With potential constant movement going on inside the finder, I wonder if there’s a negative affect on time between calibration maintenance or just in durability. And to be honest, the “native” EBL for 50 and 100mm is on the low side. And honestly, part of the reason I love shooting my Barnack’s is the isolation of focusing and composing. Still, I can see the practical value and certainly the engineering prowess in the IVsb system.
And I have a few other talking points to the Canon IVsb that I wanted to mention. Notice in the above image that the IVsb is very slightly longer than my IIIc. And the IIIc is actually slightly longer than previous knob wind Leica’s. Not that these minor differences in dimension change my opinions but it’s something worth noting. My 1930 Leica definitely has a different feel in the hand due to this, as well as the fact that Canon chose to angle the sides of their body. Perhaps for no other reason than to declare distinction from Leica. I rather like these slight haptics differences. Not more than Leica but I just like them. Again, however, I wish that the flash bracket didn’t ruin the handling of the IVsb.
My final comment on the IVsb body is what I found inside of it.
Inside Mike’s beautiful IVsb, I noticed that the removable take-up reel features a spring-loaded knob. When you open the bottom of the camera, the knob pops up, making it much easier to remove from the camera. With some research, I found that this came standard with the 50’s Canon rangefinders. I liked it so much that I bought one for my Leica’s – a Leica branded one though. 😉
I tried both the Leica and Canon spring-loaded take-up reel in each of my Leica’s and Mike’s Canon and Zorki’s. I found that both versions worked great in the Zorki’s, Canon and my Leica IIIc (my 1930 Leica was loaded) and surely relegated the fingernail-splitting conventional reel to the display cabinet. If you’re curious, I’ve also seen Russian versions. So there’s one thing that perhaps all of us Leica and Leica copy shooters can share, I highly recommend this minor “upgrade” for anyone.
As with his other cameras, I didn’t try Mike’s Canon with film, so I regretfully cannot comment on the optical quality of his 35mm Serenar. It’s a terrifically small lens and felt quite nice to adjust though. I would encourage Mike to take advantage of the IVsb’s Leica-killer viewfinder system and try a couple telephotos. It’s a shame that Canon went for 100mm instead of 90, else the 9cm Elmar on this body sans accessory finder would be an inspiring set-up!
Anyway, I think this about wraps up my thoughts on the Canon IVsb. I’m not going to run out and buy one but I certainly respect the camera quite a deal and am thankful that Mike so generously lent it to me to inspect.

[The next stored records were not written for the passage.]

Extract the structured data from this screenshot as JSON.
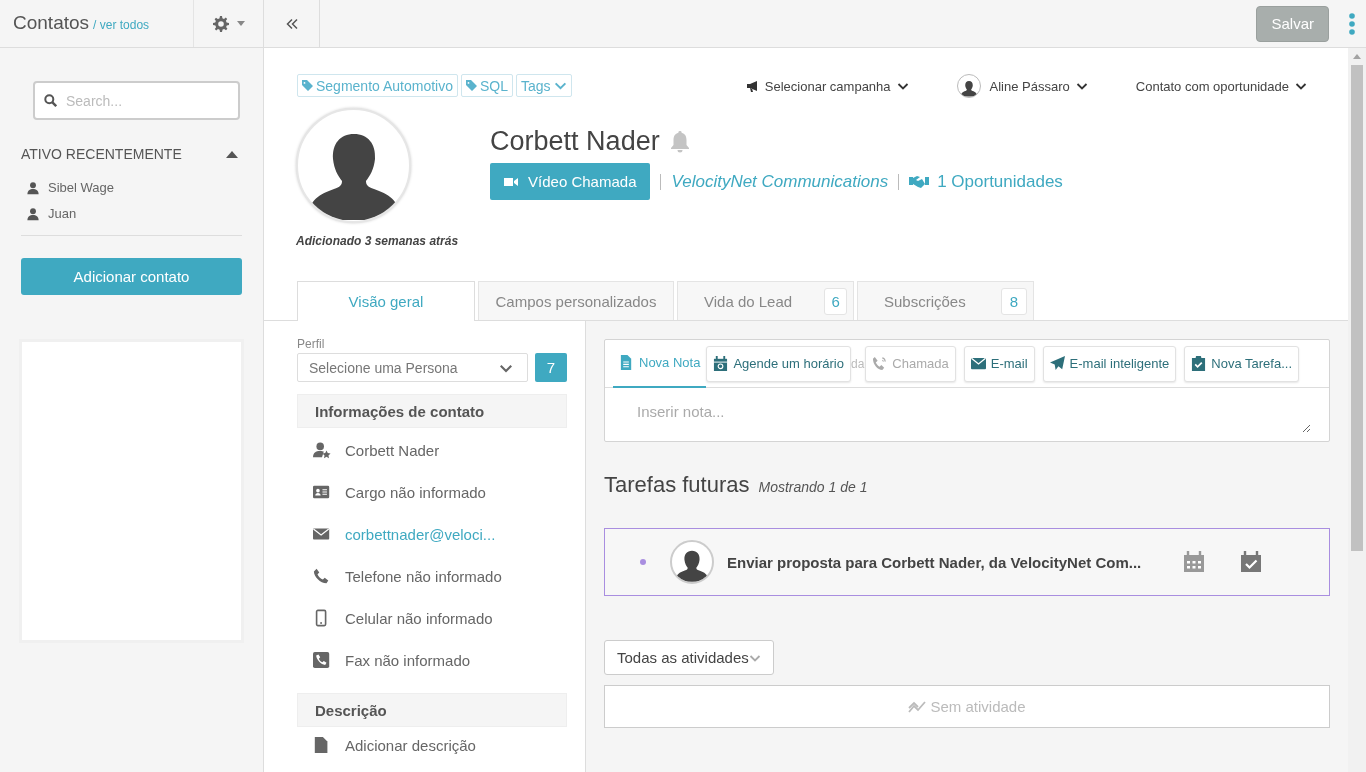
{
  "sidebar": {
    "title": "Contatos",
    "view_all_link": "/ ver todos",
    "search": {
      "placeholder": "Search..."
    },
    "recent": {
      "heading": "ATIVO RECENTEMENTE",
      "expanded": true,
      "items": [
        {
          "name": "Sibel Wage"
        },
        {
          "name": "Juan"
        }
      ]
    },
    "add_button": "Adicionar contato"
  },
  "toolbar": {
    "save_button": {
      "label": "Salvar",
      "disabled": true
    }
  },
  "contact": {
    "tags": [
      {
        "label": "Segmento Automotivo",
        "kind": "tag"
      },
      {
        "label": "SQL",
        "kind": "tag"
      },
      {
        "label": "Tags",
        "kind": "dropdown"
      }
    ],
    "selectors": [
      {
        "label": "Selecionar campanha",
        "kind": "campaign"
      },
      {
        "label": "Aline Pássaro",
        "kind": "owner"
      },
      {
        "label": "Contato com oportunidade",
        "kind": "status"
      }
    ],
    "name": "Corbett Nader",
    "video_button": "Vídeo Chamada",
    "company": "VelocityNet Communications",
    "opportunities": "1 Oportunidades",
    "added": "Adicionado 3 semanas atrás"
  },
  "tabs": [
    {
      "label": "Visão geral",
      "selected": true
    },
    {
      "label": "Campos personalizados",
      "selected": false
    },
    {
      "label": "Vida do Lead",
      "count": "6",
      "selected": false
    },
    {
      "label": "Subscrições",
      "count": "8",
      "selected": false
    }
  ],
  "profile": {
    "label": "Perfil",
    "persona_placeholder": "Selecione uma Persona",
    "persona_count": "7"
  },
  "sections": [
    {
      "title": "Informações de contato",
      "rows": [
        {
          "kind": "name",
          "text": "Corbett Nader"
        },
        {
          "kind": "job",
          "text": "Cargo não informado"
        },
        {
          "kind": "email",
          "text": "corbettnader@veloci..."
        },
        {
          "kind": "phone",
          "text": "Telefone não informado"
        },
        {
          "kind": "mobile",
          "text": "Celular não informado"
        },
        {
          "kind": "fax",
          "text": "Fax não informado"
        }
      ]
    },
    {
      "title": "Descrição",
      "rows": [
        {
          "kind": "description",
          "text": "Adicionar descrição"
        }
      ]
    }
  ],
  "composer": {
    "actions": [
      {
        "kind": "note",
        "label": "Nova Nota",
        "selected": true,
        "disabled": false
      },
      {
        "kind": "schedule",
        "label": "Agende um horário",
        "selected": false,
        "disabled": false
      },
      {
        "kind": "fragment",
        "label": "da"
      },
      {
        "kind": "call",
        "label": "Chamada",
        "selected": false,
        "disabled": true
      },
      {
        "kind": "email",
        "label": "E-mail",
        "selected": false,
        "disabled": false
      },
      {
        "kind": "smart-email",
        "label": "E-mail inteligente",
        "selected": false,
        "disabled": false
      },
      {
        "kind": "task",
        "label": "Nova Tarefa...",
        "selected": false,
        "disabled": false
      }
    ],
    "placeholder": "Inserir nota..."
  },
  "tasks": {
    "title": "Tarefas futuras",
    "count_text": "Mostrando 1 de 1",
    "items": [
      {
        "text": "Enviar proposta para Corbett Nader, da VelocityNet Com...",
        "color": "#a98ee0"
      }
    ]
  },
  "activities": {
    "filter": "Todas as atividades",
    "empty": "Sem atividade"
  }
}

On that note, I just wanted to plug Mike Eckman at MikeEckman.com one more time. This whole thing was his idea and what an awesome idea it was! I had a blast checking out these fine Leica copies and getting some context around my original Barnack’s. I hope you’ve found my reviews to be useful and fair to these little underdogs. I’d be interested in hearing if your views have been swayed by any of these blogs or not.
In years past, I can honestly admit that I may have drank too much of the Leica Kool-aide and was illogically convinced of the mythical superiority of their equipment. After some time with using more early Leica products and now, Mike’s graciously loaned copies, I have certainly gained much more perspective about all these cameras and lenses. I certainly wouldn’t go out and trade in my Leica cameras or lenses for a dozen Zorki’s or several Canon’s, but I do think that I can appreciate more why people enjoy them.
Thanks for reading and happy shooting!